Mutsuz olmak ayıpmış, saklanılması gereken bir durummuş gibi bugünlerde. Mutluluk bir görev gibi anlatılıyor. Mutlu olma zorunluluğu bizi mutsuzlaştırıyor olmasın? Mutsuz olmak sanki herkesin başardığı bir işte başarısız olmuş hissi yaratıyor olabilir. Her baktığımız yerde “harika hayatlar” görüyoruz. Instagramda herkes gülüyor, geziyor, iyi giyiniyor, eğleniyor; kısacası mutluluğun her türlü sinyalini yüksek sesle veriyor.
Sürekli mutlu olmakta ısrar ediyor olmak mutsuz olmak için harika bir sebeptir
Hislerimizle kavga etmek yerine onların içimizde nereye temas ettiğini anlamaya izin vermek, onlarla baş etmek için bize lazım olan gücü kazanmamızı sağlar. Ancak bu olumlu hislerde çok kolay ve kendiliğinden olurken olumsuz hislerde o kadar da kolay değildir. Hissetmemek, onlardan kurtulmak için verdiğimiz savaşın içinde farkında olmadan o hisler daha da büyür.

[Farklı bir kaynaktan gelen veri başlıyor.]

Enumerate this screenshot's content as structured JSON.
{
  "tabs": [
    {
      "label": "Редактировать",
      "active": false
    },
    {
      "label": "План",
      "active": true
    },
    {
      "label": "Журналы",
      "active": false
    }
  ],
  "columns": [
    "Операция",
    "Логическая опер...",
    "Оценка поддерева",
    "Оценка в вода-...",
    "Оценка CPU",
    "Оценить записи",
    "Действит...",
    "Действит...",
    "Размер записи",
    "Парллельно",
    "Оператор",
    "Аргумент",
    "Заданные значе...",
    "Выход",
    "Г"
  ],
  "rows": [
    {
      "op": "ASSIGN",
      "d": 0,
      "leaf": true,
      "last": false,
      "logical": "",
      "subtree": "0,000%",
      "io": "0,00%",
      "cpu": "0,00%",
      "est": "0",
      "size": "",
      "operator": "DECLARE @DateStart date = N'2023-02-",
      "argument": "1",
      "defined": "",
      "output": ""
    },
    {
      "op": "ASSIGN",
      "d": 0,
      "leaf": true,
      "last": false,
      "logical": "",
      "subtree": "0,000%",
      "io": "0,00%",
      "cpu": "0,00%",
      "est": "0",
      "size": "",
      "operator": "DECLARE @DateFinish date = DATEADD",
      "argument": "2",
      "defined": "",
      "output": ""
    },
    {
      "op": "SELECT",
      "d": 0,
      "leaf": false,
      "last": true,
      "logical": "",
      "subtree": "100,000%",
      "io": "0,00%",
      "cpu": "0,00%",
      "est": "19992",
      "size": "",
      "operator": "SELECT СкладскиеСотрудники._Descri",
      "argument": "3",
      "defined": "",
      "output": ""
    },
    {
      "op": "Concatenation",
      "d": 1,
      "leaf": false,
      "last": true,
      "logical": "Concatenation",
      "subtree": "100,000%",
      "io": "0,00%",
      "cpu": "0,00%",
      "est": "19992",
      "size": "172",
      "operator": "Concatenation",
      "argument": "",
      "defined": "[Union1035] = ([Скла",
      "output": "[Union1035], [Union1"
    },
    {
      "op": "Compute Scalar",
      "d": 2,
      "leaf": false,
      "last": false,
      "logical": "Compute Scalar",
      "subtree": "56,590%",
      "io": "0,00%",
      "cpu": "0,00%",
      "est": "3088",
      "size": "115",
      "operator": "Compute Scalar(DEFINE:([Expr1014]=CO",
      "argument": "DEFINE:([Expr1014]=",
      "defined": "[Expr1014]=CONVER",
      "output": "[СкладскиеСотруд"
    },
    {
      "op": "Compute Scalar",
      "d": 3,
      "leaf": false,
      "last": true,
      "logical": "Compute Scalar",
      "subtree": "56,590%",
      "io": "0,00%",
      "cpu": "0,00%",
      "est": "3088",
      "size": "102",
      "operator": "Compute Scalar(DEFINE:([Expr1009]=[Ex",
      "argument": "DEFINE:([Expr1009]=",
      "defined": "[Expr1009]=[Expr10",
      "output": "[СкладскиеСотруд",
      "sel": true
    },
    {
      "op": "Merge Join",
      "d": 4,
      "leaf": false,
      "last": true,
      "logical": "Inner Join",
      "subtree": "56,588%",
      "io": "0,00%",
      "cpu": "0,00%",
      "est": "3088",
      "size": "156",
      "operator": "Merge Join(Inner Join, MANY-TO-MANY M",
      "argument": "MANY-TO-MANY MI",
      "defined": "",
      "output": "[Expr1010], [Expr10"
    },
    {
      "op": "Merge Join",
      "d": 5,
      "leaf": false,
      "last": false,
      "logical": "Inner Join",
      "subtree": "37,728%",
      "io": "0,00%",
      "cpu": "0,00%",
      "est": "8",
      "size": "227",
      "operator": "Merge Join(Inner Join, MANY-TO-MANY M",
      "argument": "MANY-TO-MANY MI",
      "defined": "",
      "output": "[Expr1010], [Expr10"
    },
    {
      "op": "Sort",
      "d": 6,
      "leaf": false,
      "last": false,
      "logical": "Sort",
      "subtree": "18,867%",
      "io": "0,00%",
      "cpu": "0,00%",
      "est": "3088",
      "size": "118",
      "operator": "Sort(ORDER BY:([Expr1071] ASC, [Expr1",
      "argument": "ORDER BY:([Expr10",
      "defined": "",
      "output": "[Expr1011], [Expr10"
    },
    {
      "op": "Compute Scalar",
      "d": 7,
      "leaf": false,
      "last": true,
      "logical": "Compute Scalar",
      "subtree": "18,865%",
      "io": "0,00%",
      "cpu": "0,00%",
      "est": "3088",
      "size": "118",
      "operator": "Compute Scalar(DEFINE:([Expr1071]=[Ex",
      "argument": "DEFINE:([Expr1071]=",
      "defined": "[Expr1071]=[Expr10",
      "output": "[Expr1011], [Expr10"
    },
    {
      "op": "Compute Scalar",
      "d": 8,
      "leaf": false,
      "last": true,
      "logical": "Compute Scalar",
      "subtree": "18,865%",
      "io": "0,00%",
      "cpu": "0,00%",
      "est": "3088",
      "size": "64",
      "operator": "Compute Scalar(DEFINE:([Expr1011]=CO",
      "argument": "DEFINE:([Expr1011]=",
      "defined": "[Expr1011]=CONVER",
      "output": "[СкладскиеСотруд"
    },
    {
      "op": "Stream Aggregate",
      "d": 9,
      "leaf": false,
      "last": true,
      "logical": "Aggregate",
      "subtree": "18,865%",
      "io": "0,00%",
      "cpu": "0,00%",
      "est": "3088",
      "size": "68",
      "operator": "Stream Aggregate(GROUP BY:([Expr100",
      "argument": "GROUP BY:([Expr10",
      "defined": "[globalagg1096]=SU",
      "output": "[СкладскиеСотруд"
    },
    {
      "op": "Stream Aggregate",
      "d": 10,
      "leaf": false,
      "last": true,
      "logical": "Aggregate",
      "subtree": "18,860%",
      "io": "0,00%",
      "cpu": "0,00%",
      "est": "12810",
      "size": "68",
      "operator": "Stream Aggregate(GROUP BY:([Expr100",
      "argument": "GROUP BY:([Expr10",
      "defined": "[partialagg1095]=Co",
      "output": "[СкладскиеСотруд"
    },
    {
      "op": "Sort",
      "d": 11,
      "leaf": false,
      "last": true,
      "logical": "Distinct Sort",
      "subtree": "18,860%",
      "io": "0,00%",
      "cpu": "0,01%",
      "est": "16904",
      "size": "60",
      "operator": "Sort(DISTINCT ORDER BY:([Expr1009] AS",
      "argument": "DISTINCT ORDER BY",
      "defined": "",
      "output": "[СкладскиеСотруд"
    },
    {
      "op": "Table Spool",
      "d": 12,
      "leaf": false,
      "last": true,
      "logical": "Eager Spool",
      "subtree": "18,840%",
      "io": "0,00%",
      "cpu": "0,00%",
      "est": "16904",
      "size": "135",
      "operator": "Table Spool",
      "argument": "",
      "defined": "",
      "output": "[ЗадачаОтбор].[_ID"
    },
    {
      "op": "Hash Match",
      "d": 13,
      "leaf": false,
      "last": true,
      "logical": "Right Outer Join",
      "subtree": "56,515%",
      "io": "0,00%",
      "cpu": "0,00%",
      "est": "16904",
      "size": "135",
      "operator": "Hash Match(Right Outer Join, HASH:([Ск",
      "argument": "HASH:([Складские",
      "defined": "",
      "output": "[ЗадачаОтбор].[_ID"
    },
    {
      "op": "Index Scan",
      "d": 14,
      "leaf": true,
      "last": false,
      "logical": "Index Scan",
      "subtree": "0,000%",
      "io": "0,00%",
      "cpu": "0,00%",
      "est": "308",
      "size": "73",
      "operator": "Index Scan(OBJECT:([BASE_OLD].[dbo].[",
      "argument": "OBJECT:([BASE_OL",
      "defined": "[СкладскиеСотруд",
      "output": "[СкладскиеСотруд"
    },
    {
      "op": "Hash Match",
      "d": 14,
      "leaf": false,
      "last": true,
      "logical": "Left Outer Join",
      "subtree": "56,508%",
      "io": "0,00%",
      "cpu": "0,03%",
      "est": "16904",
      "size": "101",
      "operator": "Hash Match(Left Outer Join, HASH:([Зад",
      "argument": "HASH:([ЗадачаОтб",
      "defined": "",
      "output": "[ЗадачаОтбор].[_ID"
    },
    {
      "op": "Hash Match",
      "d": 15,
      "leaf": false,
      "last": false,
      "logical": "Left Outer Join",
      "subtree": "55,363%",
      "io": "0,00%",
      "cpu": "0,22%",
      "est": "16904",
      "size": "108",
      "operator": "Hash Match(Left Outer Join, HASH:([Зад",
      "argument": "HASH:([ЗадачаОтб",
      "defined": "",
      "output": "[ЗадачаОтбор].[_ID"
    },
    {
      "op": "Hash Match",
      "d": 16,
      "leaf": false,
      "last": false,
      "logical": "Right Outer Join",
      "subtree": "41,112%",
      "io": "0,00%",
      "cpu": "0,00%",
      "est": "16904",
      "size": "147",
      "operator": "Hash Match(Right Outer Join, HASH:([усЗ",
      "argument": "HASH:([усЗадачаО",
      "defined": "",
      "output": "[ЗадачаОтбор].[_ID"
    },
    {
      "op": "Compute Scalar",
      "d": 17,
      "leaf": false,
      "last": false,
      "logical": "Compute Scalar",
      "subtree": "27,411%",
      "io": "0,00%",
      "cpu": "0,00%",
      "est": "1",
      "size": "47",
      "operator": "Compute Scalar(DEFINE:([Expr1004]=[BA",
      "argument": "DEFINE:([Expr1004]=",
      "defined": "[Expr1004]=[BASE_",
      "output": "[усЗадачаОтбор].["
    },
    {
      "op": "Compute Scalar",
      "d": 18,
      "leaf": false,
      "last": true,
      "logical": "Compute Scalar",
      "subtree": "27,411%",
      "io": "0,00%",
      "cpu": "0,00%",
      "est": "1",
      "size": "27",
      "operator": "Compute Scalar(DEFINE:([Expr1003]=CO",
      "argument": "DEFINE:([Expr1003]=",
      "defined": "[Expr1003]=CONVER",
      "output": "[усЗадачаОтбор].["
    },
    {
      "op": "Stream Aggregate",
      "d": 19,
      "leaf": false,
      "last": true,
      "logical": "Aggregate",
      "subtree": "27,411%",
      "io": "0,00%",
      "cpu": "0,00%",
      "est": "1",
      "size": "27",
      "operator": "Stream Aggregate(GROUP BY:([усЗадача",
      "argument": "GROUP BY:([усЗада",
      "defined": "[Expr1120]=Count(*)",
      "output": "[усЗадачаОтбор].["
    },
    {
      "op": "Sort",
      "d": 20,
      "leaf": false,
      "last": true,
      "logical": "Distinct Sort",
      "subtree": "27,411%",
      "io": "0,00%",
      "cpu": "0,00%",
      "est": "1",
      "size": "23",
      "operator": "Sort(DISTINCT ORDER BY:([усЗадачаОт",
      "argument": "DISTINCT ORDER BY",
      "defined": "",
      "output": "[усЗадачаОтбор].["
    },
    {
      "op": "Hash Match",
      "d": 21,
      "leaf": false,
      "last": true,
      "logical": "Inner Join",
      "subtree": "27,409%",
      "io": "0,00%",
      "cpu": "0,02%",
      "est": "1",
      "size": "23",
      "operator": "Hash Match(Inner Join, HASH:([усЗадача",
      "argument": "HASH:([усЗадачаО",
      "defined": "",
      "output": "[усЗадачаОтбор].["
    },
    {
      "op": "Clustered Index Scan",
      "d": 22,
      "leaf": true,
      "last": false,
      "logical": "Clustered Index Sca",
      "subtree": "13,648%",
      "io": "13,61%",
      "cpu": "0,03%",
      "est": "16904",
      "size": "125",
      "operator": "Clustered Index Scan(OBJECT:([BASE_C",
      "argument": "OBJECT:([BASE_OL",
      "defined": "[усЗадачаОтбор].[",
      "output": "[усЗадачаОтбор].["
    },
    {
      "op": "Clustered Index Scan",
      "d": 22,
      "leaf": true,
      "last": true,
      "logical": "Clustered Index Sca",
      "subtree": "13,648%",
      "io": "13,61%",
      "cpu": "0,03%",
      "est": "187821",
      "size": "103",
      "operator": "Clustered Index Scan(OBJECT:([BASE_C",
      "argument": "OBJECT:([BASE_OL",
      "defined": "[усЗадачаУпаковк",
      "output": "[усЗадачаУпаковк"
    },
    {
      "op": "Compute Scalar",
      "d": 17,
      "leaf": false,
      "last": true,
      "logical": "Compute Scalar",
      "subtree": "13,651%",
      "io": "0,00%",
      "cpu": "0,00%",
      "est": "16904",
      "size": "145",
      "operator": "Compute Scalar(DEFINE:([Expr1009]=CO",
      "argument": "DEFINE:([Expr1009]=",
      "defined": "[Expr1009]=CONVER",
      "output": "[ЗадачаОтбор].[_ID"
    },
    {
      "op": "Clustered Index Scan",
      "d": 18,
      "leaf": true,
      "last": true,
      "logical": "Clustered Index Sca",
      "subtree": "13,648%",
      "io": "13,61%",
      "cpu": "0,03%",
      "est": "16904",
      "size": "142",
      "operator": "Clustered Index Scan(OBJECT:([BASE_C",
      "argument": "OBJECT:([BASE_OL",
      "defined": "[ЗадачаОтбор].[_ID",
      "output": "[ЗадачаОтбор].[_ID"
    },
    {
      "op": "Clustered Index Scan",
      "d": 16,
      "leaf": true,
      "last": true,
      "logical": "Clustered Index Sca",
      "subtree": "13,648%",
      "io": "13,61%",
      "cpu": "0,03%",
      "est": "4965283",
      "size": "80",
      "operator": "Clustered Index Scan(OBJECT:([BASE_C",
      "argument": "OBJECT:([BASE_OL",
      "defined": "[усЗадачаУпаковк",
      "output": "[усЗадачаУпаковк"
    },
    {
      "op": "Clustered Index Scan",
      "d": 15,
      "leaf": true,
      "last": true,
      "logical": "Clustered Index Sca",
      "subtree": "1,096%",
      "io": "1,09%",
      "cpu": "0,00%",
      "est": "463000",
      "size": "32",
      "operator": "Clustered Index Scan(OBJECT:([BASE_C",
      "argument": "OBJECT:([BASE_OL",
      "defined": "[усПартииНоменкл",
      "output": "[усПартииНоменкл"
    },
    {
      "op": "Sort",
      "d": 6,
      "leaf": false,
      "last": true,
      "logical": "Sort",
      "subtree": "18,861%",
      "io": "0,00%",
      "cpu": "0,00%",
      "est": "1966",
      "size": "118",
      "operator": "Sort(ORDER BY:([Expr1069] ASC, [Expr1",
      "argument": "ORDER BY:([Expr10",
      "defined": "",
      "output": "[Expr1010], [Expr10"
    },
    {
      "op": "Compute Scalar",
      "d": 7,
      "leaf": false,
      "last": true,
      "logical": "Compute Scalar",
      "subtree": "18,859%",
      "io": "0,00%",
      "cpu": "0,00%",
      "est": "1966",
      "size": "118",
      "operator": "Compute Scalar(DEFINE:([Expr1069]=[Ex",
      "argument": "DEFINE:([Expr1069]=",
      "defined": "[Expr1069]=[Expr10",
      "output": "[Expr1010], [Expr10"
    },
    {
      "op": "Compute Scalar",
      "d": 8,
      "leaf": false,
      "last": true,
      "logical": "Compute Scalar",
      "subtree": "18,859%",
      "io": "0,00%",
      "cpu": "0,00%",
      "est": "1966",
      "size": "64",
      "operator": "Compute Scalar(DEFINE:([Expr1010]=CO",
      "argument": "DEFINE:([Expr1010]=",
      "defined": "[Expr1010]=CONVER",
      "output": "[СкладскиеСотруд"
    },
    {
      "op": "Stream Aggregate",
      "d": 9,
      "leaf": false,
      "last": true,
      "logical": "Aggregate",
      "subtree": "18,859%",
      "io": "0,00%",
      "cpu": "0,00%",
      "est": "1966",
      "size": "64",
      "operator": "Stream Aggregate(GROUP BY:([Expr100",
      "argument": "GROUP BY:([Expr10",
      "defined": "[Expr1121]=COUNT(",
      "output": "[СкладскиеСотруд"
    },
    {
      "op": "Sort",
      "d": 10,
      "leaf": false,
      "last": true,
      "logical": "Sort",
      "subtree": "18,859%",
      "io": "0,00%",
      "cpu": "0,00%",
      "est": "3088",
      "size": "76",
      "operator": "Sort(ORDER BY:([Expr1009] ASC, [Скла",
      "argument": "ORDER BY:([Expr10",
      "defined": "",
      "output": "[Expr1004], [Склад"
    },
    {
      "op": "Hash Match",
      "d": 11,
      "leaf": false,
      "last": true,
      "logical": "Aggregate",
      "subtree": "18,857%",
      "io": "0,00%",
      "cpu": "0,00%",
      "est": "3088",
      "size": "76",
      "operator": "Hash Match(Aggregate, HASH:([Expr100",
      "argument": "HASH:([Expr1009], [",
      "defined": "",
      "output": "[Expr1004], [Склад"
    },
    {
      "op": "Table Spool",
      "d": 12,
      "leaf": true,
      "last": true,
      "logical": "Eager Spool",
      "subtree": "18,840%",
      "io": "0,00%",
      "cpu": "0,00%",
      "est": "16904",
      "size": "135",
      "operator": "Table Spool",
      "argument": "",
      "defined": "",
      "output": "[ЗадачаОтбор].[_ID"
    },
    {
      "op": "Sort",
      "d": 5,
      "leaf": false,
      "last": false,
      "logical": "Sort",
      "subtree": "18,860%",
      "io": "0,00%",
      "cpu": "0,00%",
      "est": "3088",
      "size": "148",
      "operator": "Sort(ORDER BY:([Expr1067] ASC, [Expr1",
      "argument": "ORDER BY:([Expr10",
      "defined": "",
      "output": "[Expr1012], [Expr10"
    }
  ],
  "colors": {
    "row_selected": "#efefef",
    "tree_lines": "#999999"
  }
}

Mutsuz olmak baş etmesi, sindirmesi, dayanılması kolay bir durum değilidir. Bu hoşnutsuzluk hali potansiyeli hayatımızda kendimizin “iyi hissetme” durumunu bağladığımız değişkenlerin çokluğuyla büyür. Her gün spor yapmanın bizi mutlu ettiğine inanıyorsak spora bir gün ara vermek bizi mutsuz edecektir. Hep bir sevgilimiz varken mutlu olduğumuza inanıyorsak ayrılıklarda depresyon bizim için sürpriz olmayacaktır. Beklentilerimizin çokluğu hayal kırıklıklarını da artıracaktır. Oysa ki mutluluk ve mutsuzluk yan yana giden hisler.
Kendi mutlululuk kavramını yarat!
Kelimelerin anlamları hepimizde farklı yer buluyor. Mutluluk ya da mutsuzluk kavramlarını herhangi bir yere sabitlememek (zenginlik, gezme, refah seviyesi, az çalışmak vb), kendi yaşadıklarımızla diğerlerininkini kıyaslamıyor olmak kendinizi hüznün kalın duvarları ardına hapsetmenizi engelleyecek. Çünkü yeryüzünde herbir kavrama farklı anlamlar yüklenebileceği gibi mutluluk ve mutsuzluk da bu farklılaşan kavramların içinde yer alır. Kendi mutluluğunu yoruma açmadığında, mutsuzluğunu bastırmaya çalışmadığında onların sendeki yerini yaratmış olacaksın.
Mutluluk bir zorunluluk olursa, her küçük sorun büyük bir probleme dönüşür
Olumlu düşünmek hayatla ilgili problematik durumlarda çözümsel olabilmek için oldukça faydalıdır, ancak olumlu düşünmek hayatta sadece olumlu şeyleri görme ve olumsuzları yok sayma arzusuna yol açarsa yaşam başlı başına bir sorun haline gelir ve önümüze çıkan her engel aşılması zor bir dağa dönüşür.
Yalnızca olumsuzdaki olumluyu görmek değil olumludaki olumsuzu da fark edebiliyor olmak sağlıklı bir yaşam döngüsünün temel gerekliliklerindendir. Yaşamak her iki yanda da olabilmekle mümkün. Sadece keyif veren, mutlu edenle temas etmek değil, acı veren, mutsuz edenle de baş edebilmek esas!